De beleggingsrisico’s en de hiermee gemoeide operationele en IT-risico’s worden gemonitord door een externe financiële risicomanager, die onderdeel is van de risicocommissie De risicomanager geeft een opinie over de risico’s met betrekking tot nieuwe beleidsvoorstellen en voert periodiek overleg met de vermogensbeheerder (via de BAC of zelfstandig).

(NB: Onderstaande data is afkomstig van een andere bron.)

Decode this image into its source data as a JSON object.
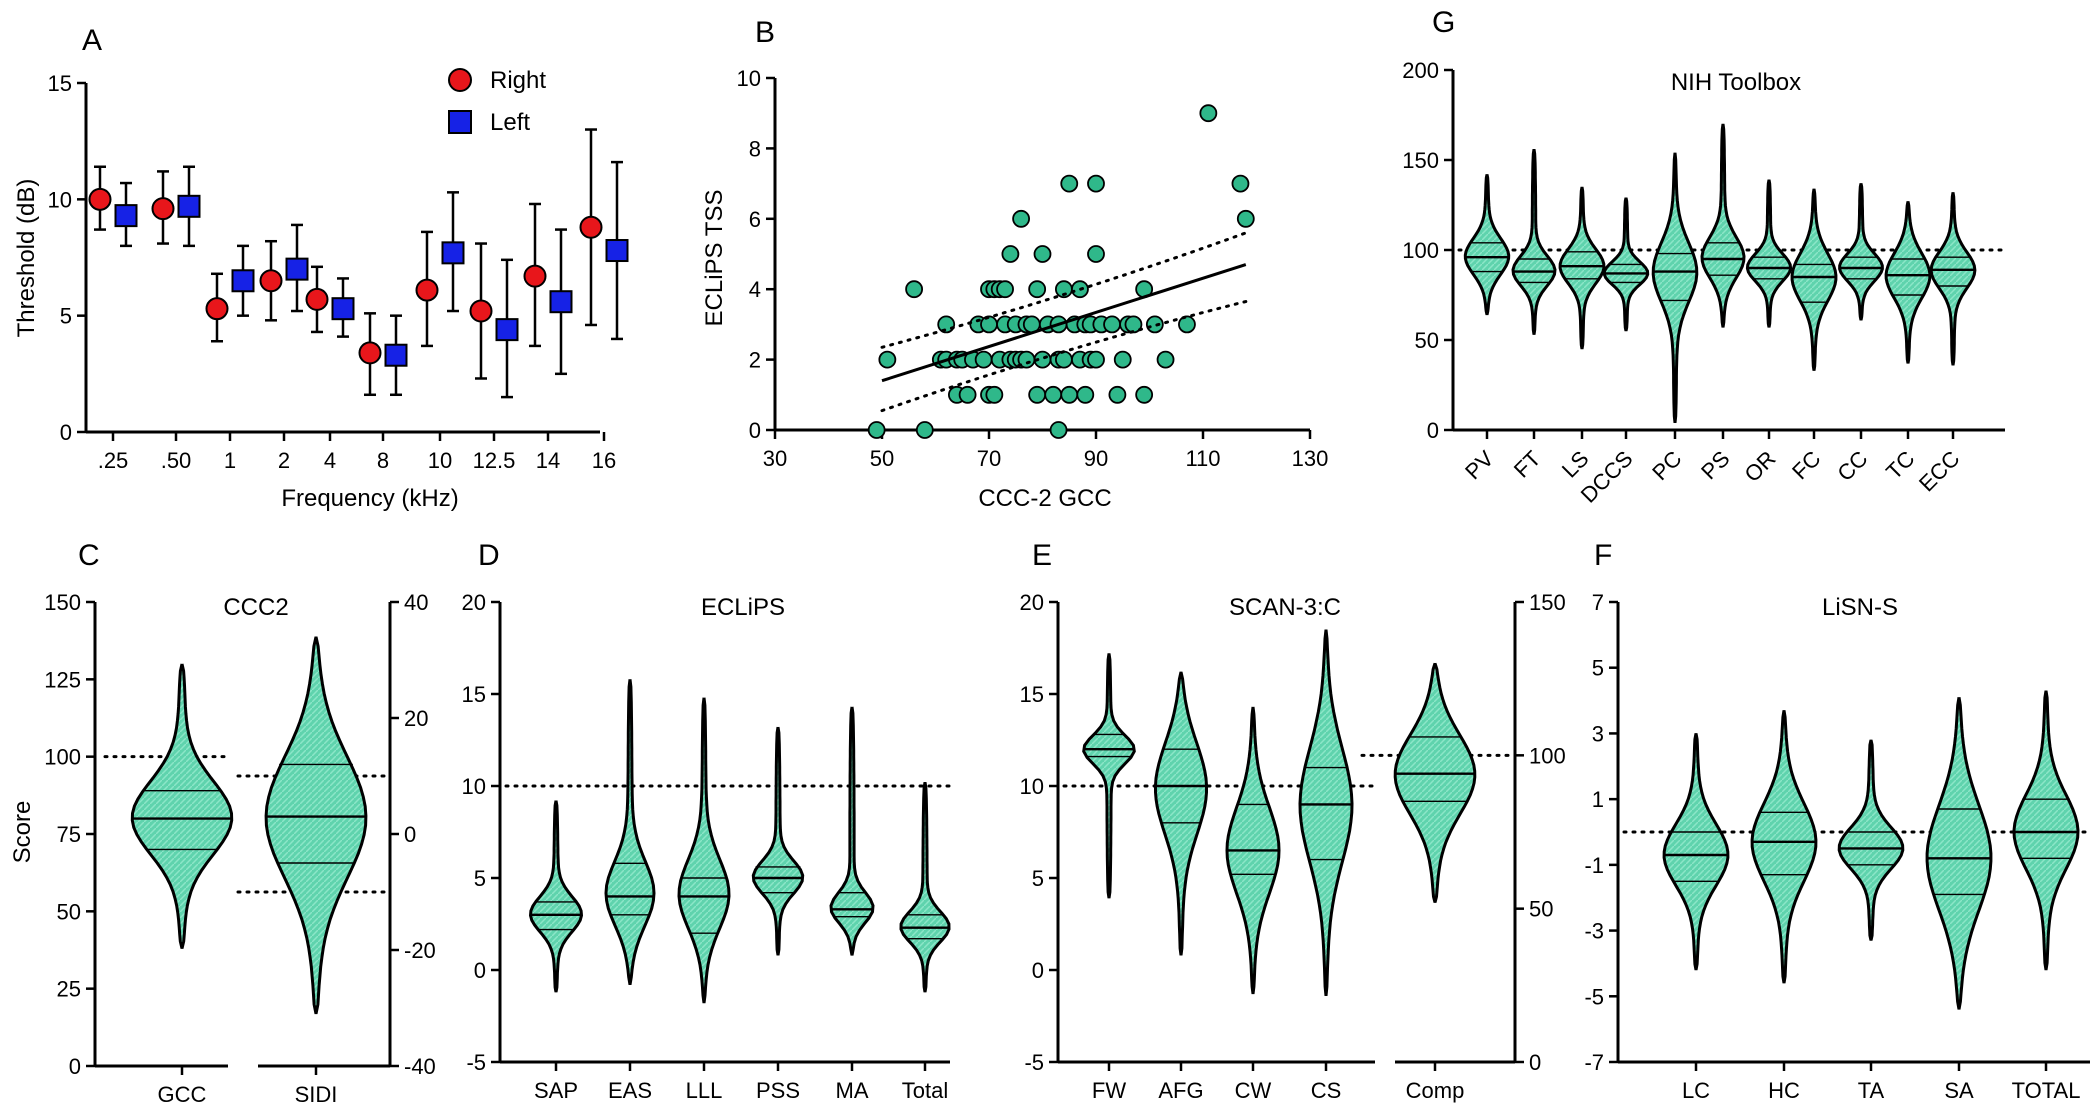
{
  "colors": {
    "green_fill": "#5fd3ad",
    "green_point": "#2fb88a",
    "red": "#e8161b",
    "blue": "#1622e6"
  },
  "chart_data": [
    {
      "panel": "A",
      "type": "scatter",
      "title": "",
      "xlabel": "Frequency (kHz)",
      "ylabel": "Threshold (dB)",
      "ylim": [
        0,
        15
      ],
      "yticks": [
        "0",
        "5",
        "10",
        "15"
      ],
      "categories": [
        ".25",
        ".50",
        "1",
        "2",
        "4",
        "8",
        "10",
        "12.5",
        "14",
        "16"
      ],
      "legend": {
        "position": "top-right"
      },
      "series": [
        {
          "name": "Right",
          "marker": "circle",
          "color": "#e8161b",
          "values": [
            10.0,
            9.6,
            5.3,
            6.5,
            5.7,
            3.4,
            6.1,
            5.2,
            6.7,
            8.8
          ],
          "err_low": [
            8.7,
            8.1,
            3.9,
            4.8,
            4.3,
            1.6,
            3.7,
            2.3,
            3.7,
            4.6
          ],
          "err_high": [
            11.4,
            11.2,
            6.8,
            8.2,
            7.1,
            5.1,
            8.6,
            8.1,
            9.8,
            13.0
          ]
        },
        {
          "name": "Left",
          "marker": "square",
          "color": "#1622e6",
          "values": [
            9.3,
            9.7,
            6.5,
            7.0,
            5.3,
            3.3,
            7.7,
            4.4,
            5.6,
            7.8
          ],
          "err_low": [
            8.0,
            8.0,
            5.0,
            5.2,
            4.1,
            1.6,
            5.2,
            1.5,
            2.5,
            4.0
          ],
          "err_high": [
            10.7,
            11.4,
            8.0,
            8.9,
            6.6,
            5.0,
            10.3,
            7.4,
            8.7,
            11.6
          ]
        }
      ]
    },
    {
      "panel": "B",
      "type": "scatter",
      "title": "",
      "xlabel": "CCC-2 GCC",
      "ylabel": "ECLiPS TSS",
      "xlim": [
        30,
        130
      ],
      "ylim": [
        0,
        10
      ],
      "xticks": [
        "30",
        "50",
        "70",
        "90",
        "110",
        "130"
      ],
      "yticks": [
        "0",
        "2",
        "4",
        "6",
        "8",
        "10"
      ],
      "points": [
        [
          49,
          0
        ],
        [
          58,
          0
        ],
        [
          83,
          0
        ],
        [
          51,
          2
        ],
        [
          56,
          4
        ],
        [
          61,
          2
        ],
        [
          62,
          2
        ],
        [
          62,
          3
        ],
        [
          64,
          1
        ],
        [
          64,
          2
        ],
        [
          65,
          2
        ],
        [
          66,
          1
        ],
        [
          67,
          2
        ],
        [
          68,
          3
        ],
        [
          69,
          2
        ],
        [
          70,
          4
        ],
        [
          70,
          1
        ],
        [
          70,
          3
        ],
        [
          71,
          1
        ],
        [
          71,
          4
        ],
        [
          72,
          2
        ],
        [
          72,
          4
        ],
        [
          73,
          4
        ],
        [
          73,
          3
        ],
        [
          74,
          5
        ],
        [
          74,
          2
        ],
        [
          75,
          2
        ],
        [
          75,
          3
        ],
        [
          76,
          2
        ],
        [
          76,
          6
        ],
        [
          77,
          3
        ],
        [
          77,
          2
        ],
        [
          78,
          3
        ],
        [
          79,
          4
        ],
        [
          79,
          1
        ],
        [
          80,
          2
        ],
        [
          80,
          5
        ],
        [
          81,
          3
        ],
        [
          82,
          1
        ],
        [
          83,
          2
        ],
        [
          83,
          3
        ],
        [
          84,
          2
        ],
        [
          84,
          4
        ],
        [
          85,
          1
        ],
        [
          85,
          7
        ],
        [
          86,
          3
        ],
        [
          87,
          2
        ],
        [
          87,
          4
        ],
        [
          88,
          1
        ],
        [
          88,
          3
        ],
        [
          89,
          2
        ],
        [
          89,
          3
        ],
        [
          90,
          7
        ],
        [
          90,
          5
        ],
        [
          90,
          2
        ],
        [
          91,
          3
        ],
        [
          93,
          3
        ],
        [
          94,
          1
        ],
        [
          95,
          2
        ],
        [
          96,
          3
        ],
        [
          97,
          3
        ],
        [
          99,
          1
        ],
        [
          99,
          4
        ],
        [
          101,
          3
        ],
        [
          103,
          2
        ],
        [
          107,
          3
        ],
        [
          111,
          9
        ],
        [
          117,
          7
        ],
        [
          118,
          6
        ]
      ],
      "fit": {
        "x": [
          50,
          118
        ],
        "y": [
          1.4,
          4.7
        ]
      },
      "ci_upper": {
        "x": [
          50,
          118
        ],
        "y": [
          2.35,
          5.6
        ]
      },
      "ci_lower": {
        "x": [
          50,
          118
        ],
        "y": [
          0.55,
          3.65
        ]
      }
    },
    {
      "panel": "G",
      "type": "violin",
      "title": "NIH Toolbox",
      "ylim": [
        0,
        200
      ],
      "yticks": [
        "0",
        "50",
        "100",
        "150",
        "200"
      ],
      "reference": 100,
      "categories": [
        "PV",
        "FT",
        "LS",
        "DCCS",
        "PC",
        "PS",
        "OR",
        "FC",
        "CC",
        "TC",
        "ECC"
      ],
      "violins": [
        {
          "min": 64,
          "max": 142,
          "q1": 88,
          "median": 96,
          "q3": 104
        },
        {
          "min": 53,
          "max": 156,
          "q1": 82,
          "median": 88,
          "q3": 95
        },
        {
          "min": 45,
          "max": 135,
          "q1": 84,
          "median": 91,
          "q3": 99
        },
        {
          "min": 55,
          "max": 129,
          "q1": 82,
          "median": 87,
          "q3": 92
        },
        {
          "min": 4,
          "max": 154,
          "q1": 72,
          "median": 88,
          "q3": 98
        },
        {
          "min": 57,
          "max": 170,
          "q1": 86,
          "median": 95,
          "q3": 104
        },
        {
          "min": 57,
          "max": 139,
          "q1": 84,
          "median": 90,
          "q3": 96
        },
        {
          "min": 33,
          "max": 134,
          "q1": 71,
          "median": 85,
          "q3": 92
        },
        {
          "min": 61,
          "max": 137,
          "q1": 84,
          "median": 90,
          "q3": 96
        },
        {
          "min": 37,
          "max": 127,
          "q1": 75,
          "median": 86,
          "q3": 95
        },
        {
          "min": 36,
          "max": 132,
          "q1": 80,
          "median": 89,
          "q3": 96
        }
      ]
    },
    {
      "panel": "C",
      "type": "violin",
      "title": "CCC2",
      "ylabel": "Score",
      "ylim": [
        0,
        150
      ],
      "yticks": [
        "0",
        "25",
        "50",
        "75",
        "100",
        "125",
        "150"
      ],
      "y2lim": [
        -40,
        40
      ],
      "y2ticks": [
        "-40",
        "-20",
        "0",
        "20",
        "40"
      ],
      "categories": [
        "GCC",
        "SIDI"
      ],
      "reference": {
        "GCC": 100,
        "SIDI": [
          10,
          -10
        ]
      },
      "violins": [
        {
          "axis": "left",
          "min": 38,
          "max": 130,
          "q1": 70,
          "median": 80,
          "q3": 89
        },
        {
          "axis": "right",
          "min": -31,
          "max": 34,
          "q1": -5,
          "median": 3,
          "q3": 12
        }
      ]
    },
    {
      "panel": "D",
      "type": "violin",
      "title": "ECLiPS",
      "ylim": [
        -5,
        20
      ],
      "yticks": [
        "-5",
        "0",
        "5",
        "10",
        "15",
        "20"
      ],
      "reference": 10,
      "categories": [
        "SAP",
        "EAS",
        "LLL",
        "PSS",
        "MA",
        "Total"
      ],
      "violins": [
        {
          "min": -1.2,
          "max": 9.2,
          "q1": 2.2,
          "median": 3.0,
          "q3": 3.7
        },
        {
          "min": -0.8,
          "max": 15.8,
          "q1": 3.0,
          "median": 4.0,
          "q3": 5.8
        },
        {
          "min": -1.8,
          "max": 14.8,
          "q1": 2.0,
          "median": 4.0,
          "q3": 5.0
        },
        {
          "min": 0.8,
          "max": 13.2,
          "q1": 4.2,
          "median": 5.0,
          "q3": 5.6
        },
        {
          "min": 0.8,
          "max": 14.3,
          "q1": 2.9,
          "median": 3.3,
          "q3": 4.2
        },
        {
          "min": -1.2,
          "max": 10.2,
          "q1": 1.7,
          "median": 2.3,
          "q3": 3.0
        }
      ]
    },
    {
      "panel": "E",
      "type": "violin",
      "title": "SCAN-3:C",
      "ylim": [
        -5,
        20
      ],
      "yticks": [
        "-5",
        "0",
        "5",
        "10",
        "15",
        "20"
      ],
      "y2lim": [
        0,
        150
      ],
      "y2ticks": [
        "0",
        "50",
        "100",
        "150"
      ],
      "reference": {
        "left": 10,
        "right": 100
      },
      "categories": [
        "FW",
        "AFG",
        "CW",
        "CS",
        "Comp"
      ],
      "violins": [
        {
          "axis": "left",
          "min": 3.9,
          "max": 17.2,
          "q1": 11.6,
          "median": 12.0,
          "q3": 12.8
        },
        {
          "axis": "left",
          "min": 0.8,
          "max": 16.2,
          "q1": 8.0,
          "median": 10.0,
          "q3": 12.0
        },
        {
          "axis": "left",
          "min": -1.3,
          "max": 14.3,
          "q1": 5.2,
          "median": 6.5,
          "q3": 9.0
        },
        {
          "axis": "left",
          "min": -1.4,
          "max": 18.5,
          "q1": 6.0,
          "median": 9.0,
          "q3": 11.0
        },
        {
          "axis": "right",
          "min": 52,
          "max": 130,
          "q1": 85,
          "median": 94,
          "q3": 106
        }
      ]
    },
    {
      "panel": "F",
      "type": "violin",
      "title": "LiSN-S",
      "ylim": [
        -7,
        7
      ],
      "yticks": [
        "-7",
        "-5",
        "-3",
        "-1",
        "1",
        "3",
        "5",
        "7"
      ],
      "reference": 0,
      "categories": [
        "LC",
        "HC",
        "TA",
        "SA",
        "TOTAL"
      ],
      "violins": [
        {
          "min": -4.2,
          "max": 3.0,
          "q1": -1.5,
          "median": -0.7,
          "q3": 0.0
        },
        {
          "min": -4.6,
          "max": 3.7,
          "q1": -1.3,
          "median": -0.3,
          "q3": 0.6
        },
        {
          "min": -3.3,
          "max": 2.8,
          "q1": -1.0,
          "median": -0.5,
          "q3": 0.0
        },
        {
          "min": -5.4,
          "max": 4.1,
          "q1": -1.9,
          "median": -0.8,
          "q3": 0.7
        },
        {
          "min": -4.2,
          "max": 4.3,
          "q1": -0.8,
          "median": 0.0,
          "q3": 1.0
        }
      ]
    }
  ]
}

De risicocommissie zorgt voor het onderhouden van het financieel risico raamwerk, stelt een risico jaarplan op m.b.t. de financiële risico’s en operationele/IT-risico’s, beoordeelt de jaarlijkse risicoanalyse en monitort de risico’s, De financieel risicomanager houdt nauw contact met de niet financieel- en actuarieel riskmanager, die onderdeel is van het managementteam en rapporteert aan de sleutelfunctiehouder risk.
Uitvoeringsorganisatie
De uitvoering van het integrale vermogensbeheer is uitbesteed aan een fiduciair vermogensbeheerder (NNIP) op basis van een beheerovereenkomst, een SLA en de beleggingsrichtlijnen (beleggingsmandaat).
De beleggingsadviescommissie toetst of de vermogensbeheerder zich houdt aan de overeengekomen afspraken. De beleggingsadviescommissie laat zich ondersteunen door het bestuursbureau en de beleggingsadviseur. De financieel risicomanager beoordeelt de voorstellen van de beleggingsadviescommissie.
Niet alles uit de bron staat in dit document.